Feel Better About Yourself by Leaving the Burden of “Guilt” Behind

Feel Better About Yourself by Leaving the Burden of “Guilt” Behind

Some days, do you have trouble shaking the guilt?

Not the guilt of breaching the law or of committing an offense, guilt that comes in the third definition by Webster of the word – “the feelings of deserving blame especially for imagined offenses or from a sense of inadequacy.”

Was I present with my family? Do my friends feel that I am caring & supportive? Is my dog getting what she needs? Do my customers feel well cared for and supported? What about my own health?

Why do I have the guilt when from the time I awake to the time I rest my head when I don’t stop?

Not an easy question to answer!

Only sociopaths are able to completely avoid guilt. Feelings of guilt are distressing and draining. There doesn’t seem to be a cure.

Sometimes we commit to a new goal, project or life change and we have trouble being consistent and staying with the plan. Should we feel guilty or grateful that we have identified what and where, but the path is paved with many twists and turns that we decide to throw our hands up and just quit? Don’t let guilt or a sense of failure to determine your path. Try these strategies.

Understand your guilt with these strategies:

  1. Determine if you should feel guilty. Whose standards are you using? Your parents’? Your own? Your faith’s? Can you be sure the source is correct? Ensure that you’re judging yourself by a set of standards you deem to be worthy. It’s your choice. For example: If your family owns a dog, is it always your responsibility to walk, feed and care for the dog (vet, grooming, medications, licenses)? If you don’t feel like walking the dog, do you feel guilty because the dog is obviously helpless? Do you communicate this to the other family members, and can they share in the responsibility to eliminate the guilt or do you just boil inside and not share in your feelings?
  2. Learn from it. Why do you feel guilty? Do you have a sense of feeling inadequate? Once you know why you feel guilty, you’re able to benefit from it. Visualize yourself behaving in a new and improved manner.
  3. Sometimes guilt is unproductive. Imagine that you feel guilty about missing your child’s play because you were required to work (you must work to provide for your family – it’s not like you are goofing off). Maybe you believe that a good parent should do certain things, but you don’t or can’t do them. Try to be realistic. If you did everything within your power, there’s no benefit to feeling guilty. What can you do next time? Will there be a dress rehearsal? Can you go to play practices? Can you talk to your boss about it? Be creative!
  4. Accept that you feel guilty.

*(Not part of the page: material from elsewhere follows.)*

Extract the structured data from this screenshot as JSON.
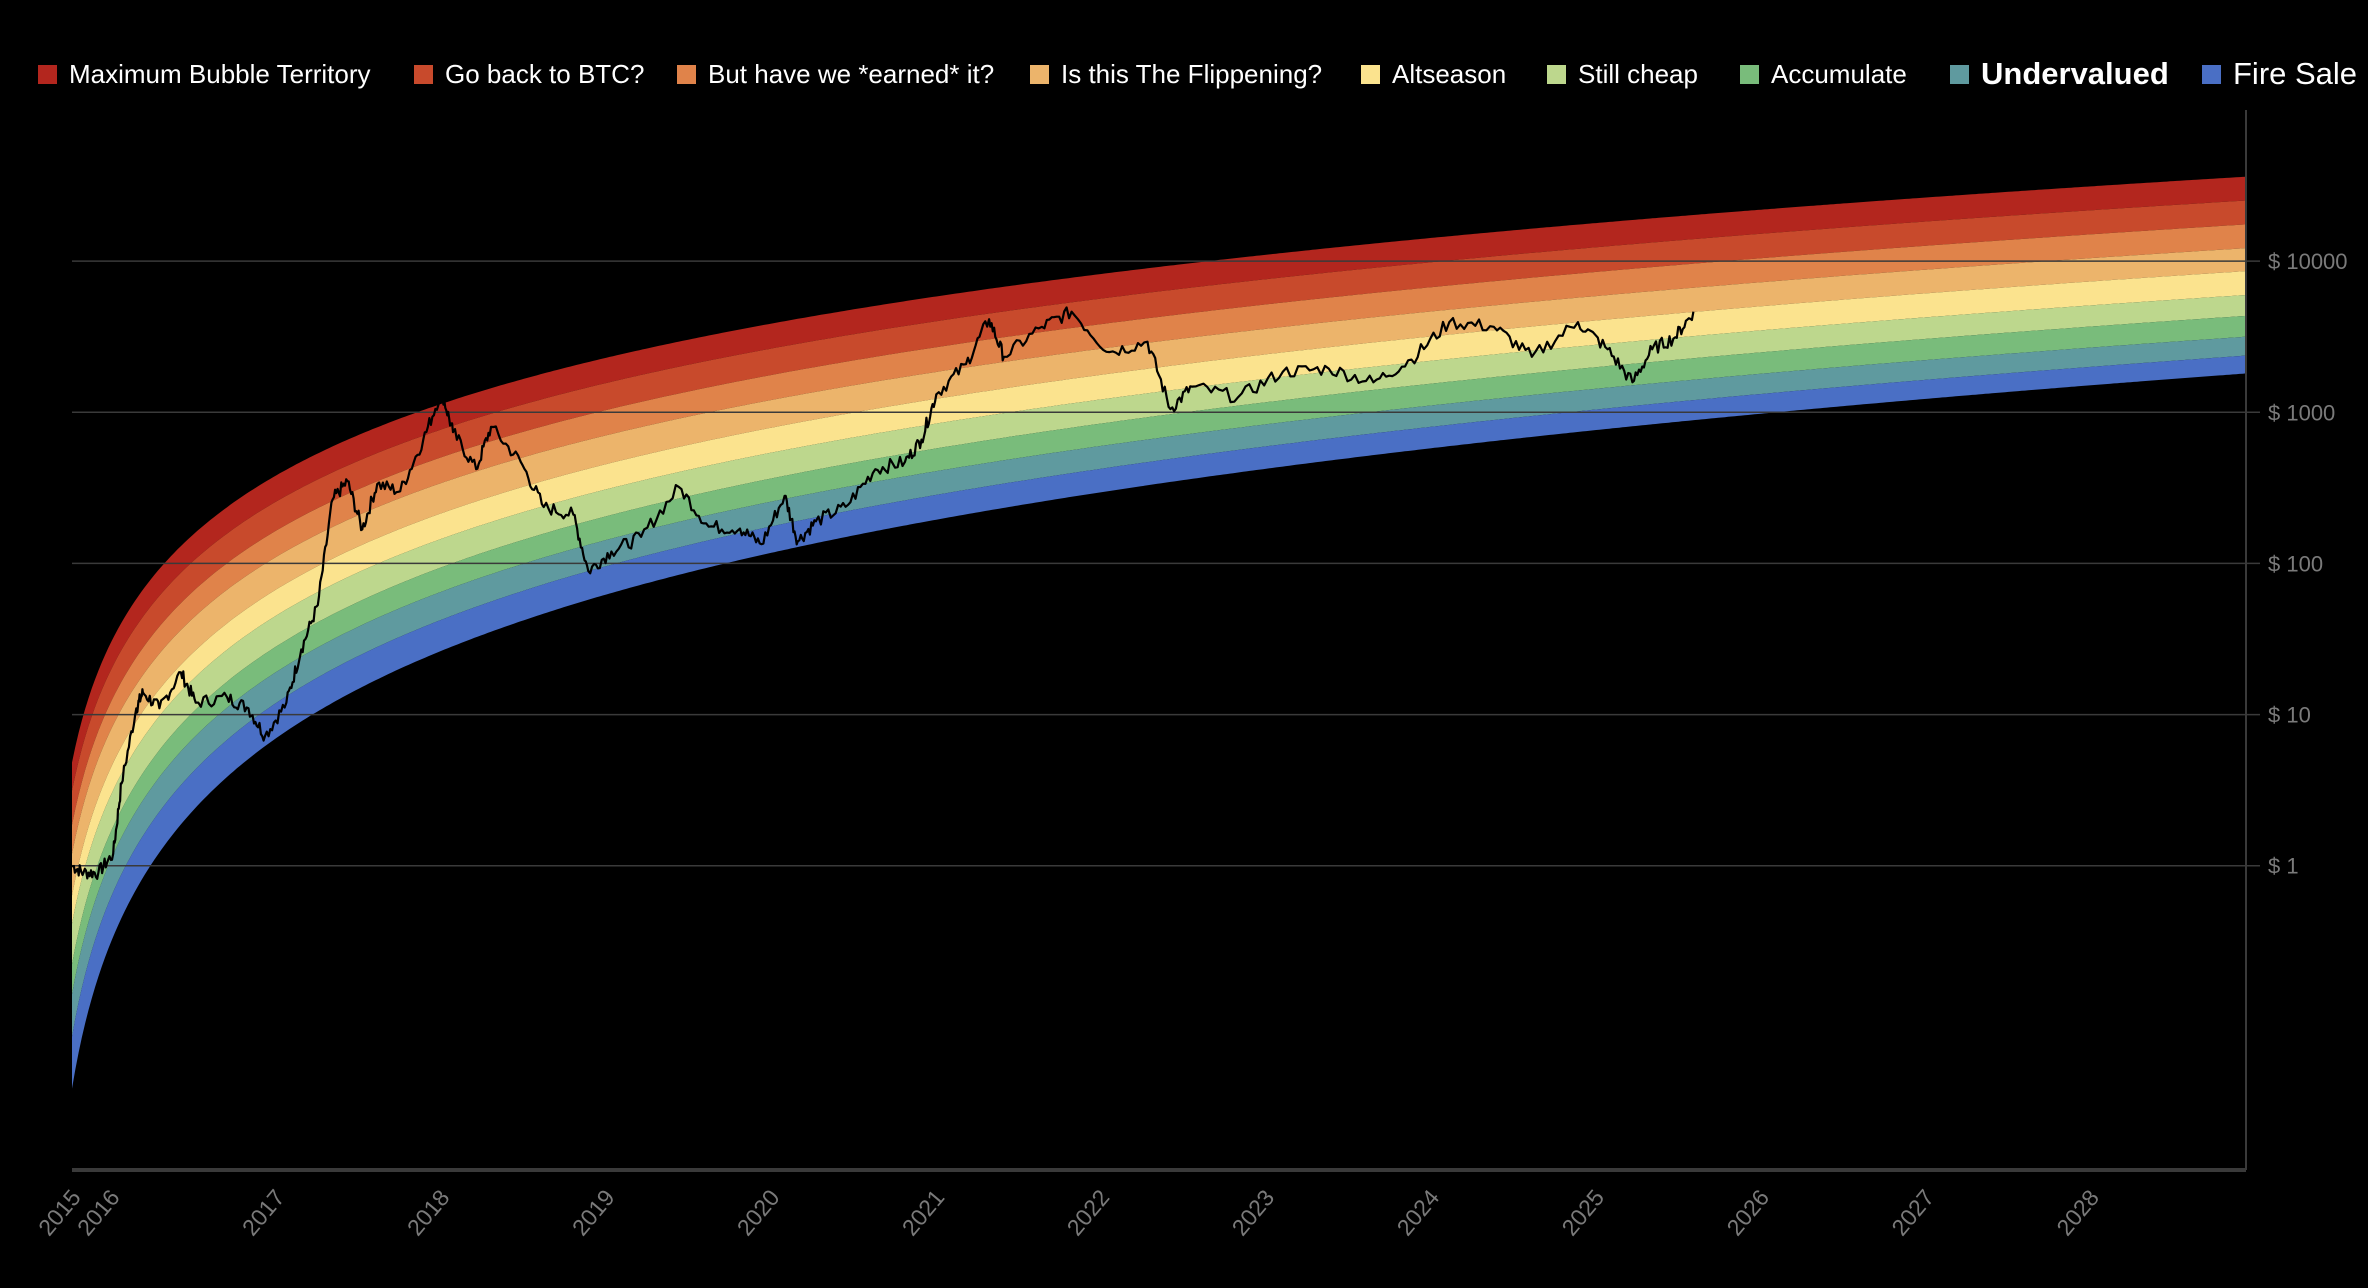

Acknowledge your feelings and the pain that goes with them. Realize that it will pass. This step is important because you cannot let the feelings fester inside of you. It will create stress on your body, more mind games and this can impact your health negatively.
  5. Forgive yourself. You can forgive yourself. Be kind and gentle with yourself. No one is perfect. Learn from the experience, don’t look back and move forward.
  6. Let it go. At that point, what purpose does your guilt serve? Take a deep breath, let it out, and move on. Keep your mind occupied with more productive thoughts.
  7. Have gratitude. Rather than saying to yourself, “I should not be so hard on myself and communicate my feelings to my family and friends.”, tell yourself, “I’m grateful I’ve learned the importance of not putting pressure on myself.” Negative experiences can still be worthy of gratitude.

You’re not alone in feeling guilty. Some people spend a lifetime wallowing in guilt. How long you feel guilty is up to you. Learn from your lessons and go forward with a new perspective and strategy.

The real shame is repeating behavior that results in guilt. Avoid repeating your mistakes and be gentle with yourself. Practice making the choice that doesn’t result in guilt. The more you practice, the more healthy choices you’ll make, and the less guilt you’ll experience.